Dein Gesicht ist da, wenn ich aufwache, wenn ich mich hinlege,
wenn ich schlafe. Dein Gesicht in der Ferne,
mein Körper in der Ferne ist
nicht wiederzuerkennen, die Bilder, die du mir gabst,
lenkten mich ab, man hielt uns für glücklich.
Aus der Nähe bin ich es, aus der Ferne sehe ich wie meine Mutter aus.

Wir wissen nicht, ob das andauern wird, wir können
nicht wissen an welchem Tag,
zu welcher Stunde genau wir uns verabschieden werden.
Der Tag, an dem wir endgültig abnippeln werden, wird ein Tag sein,
aber wir wissen nicht welcher. Hoffentlich scheint die Sonne
und wir sind alle schon alt.
Die Sonne kann nicht stärker scheinen als heute,
meine Haut wird rot, mein Herz war es schon.
Jetzt sehen wir alle alt aus, Mutter,
Sie sehen nicht so aus wie die auf den Fotos,
wir wähnen uns immer noch in diesem Leuten mit kurzen Leben-

Die Wahrheit der Herzen ist unwahrscheinlich.
Ich weiß nicht, ob ich nachts, wenn ich allein im Bett
liege, Herzjagen habe, ich weiß nicht, ob es das ist
oder der Widerhall meines Lebens in der Stille.

Es gibt keinen festeren Boden als den hier.
Körper auf der Erde.
Auf der Höhe der Welt sind alle Füße viel zu sehr dasselbe.

Du kamst ins Zimmer und sagtest: „du schläfst ja“
ich wollte sagen, ich bin nur platt, aber ich hielt es für keine gute Idee. Tat so, als ob ich schliefe.
Du bist sehr langsam gegangen, ohne eine Geräusch zu machen, als
ob du das Leben selbst negiert hättest.
Ich wollte dir danken, musste mich aber weiter
schlafend stellen, sonst hättest du gedacht, du hättest versagt.
Es ist was anderes zu schlafen, wenn es spät ist.




Clara Muschietti wurde 1978 geboren.

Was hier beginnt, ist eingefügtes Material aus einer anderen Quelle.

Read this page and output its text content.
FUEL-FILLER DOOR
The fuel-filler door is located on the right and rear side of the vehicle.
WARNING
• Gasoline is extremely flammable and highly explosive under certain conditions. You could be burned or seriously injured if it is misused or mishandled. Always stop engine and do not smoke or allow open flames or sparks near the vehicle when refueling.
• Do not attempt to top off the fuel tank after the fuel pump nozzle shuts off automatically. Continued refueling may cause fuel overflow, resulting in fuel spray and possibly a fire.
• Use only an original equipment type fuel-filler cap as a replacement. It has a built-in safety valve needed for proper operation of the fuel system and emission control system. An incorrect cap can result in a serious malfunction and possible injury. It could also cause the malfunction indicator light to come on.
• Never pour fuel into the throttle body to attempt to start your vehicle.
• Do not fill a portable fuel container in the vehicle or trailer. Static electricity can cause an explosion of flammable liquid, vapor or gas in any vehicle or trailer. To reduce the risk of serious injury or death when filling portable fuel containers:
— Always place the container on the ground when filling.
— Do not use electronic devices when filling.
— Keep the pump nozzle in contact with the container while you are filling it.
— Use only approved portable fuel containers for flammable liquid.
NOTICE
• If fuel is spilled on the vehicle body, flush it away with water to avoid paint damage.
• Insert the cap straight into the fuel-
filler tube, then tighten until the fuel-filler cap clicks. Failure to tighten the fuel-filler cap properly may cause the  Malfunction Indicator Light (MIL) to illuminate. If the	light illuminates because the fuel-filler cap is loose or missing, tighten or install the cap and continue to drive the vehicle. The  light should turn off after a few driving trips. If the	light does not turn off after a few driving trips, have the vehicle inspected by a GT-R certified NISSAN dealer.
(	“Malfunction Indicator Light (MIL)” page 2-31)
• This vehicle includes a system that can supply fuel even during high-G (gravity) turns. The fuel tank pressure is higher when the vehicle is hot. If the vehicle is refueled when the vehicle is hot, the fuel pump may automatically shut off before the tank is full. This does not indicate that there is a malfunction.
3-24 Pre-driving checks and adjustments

Sie ist Fotografin, Autorin und Schauspielerin. Sie hat zwei Gedichtbände veröffentlicht “La campeona de nado” (iRojo, Buenos Aires, 2007) und „Karateka“ (El fin de la noche, Buenos Aires, 2010). Gedichte von ihr erschienen in der Anthologie „Poetas argentinas 1968-1980“ (ediciones del dock, Buenos Aires, 2007).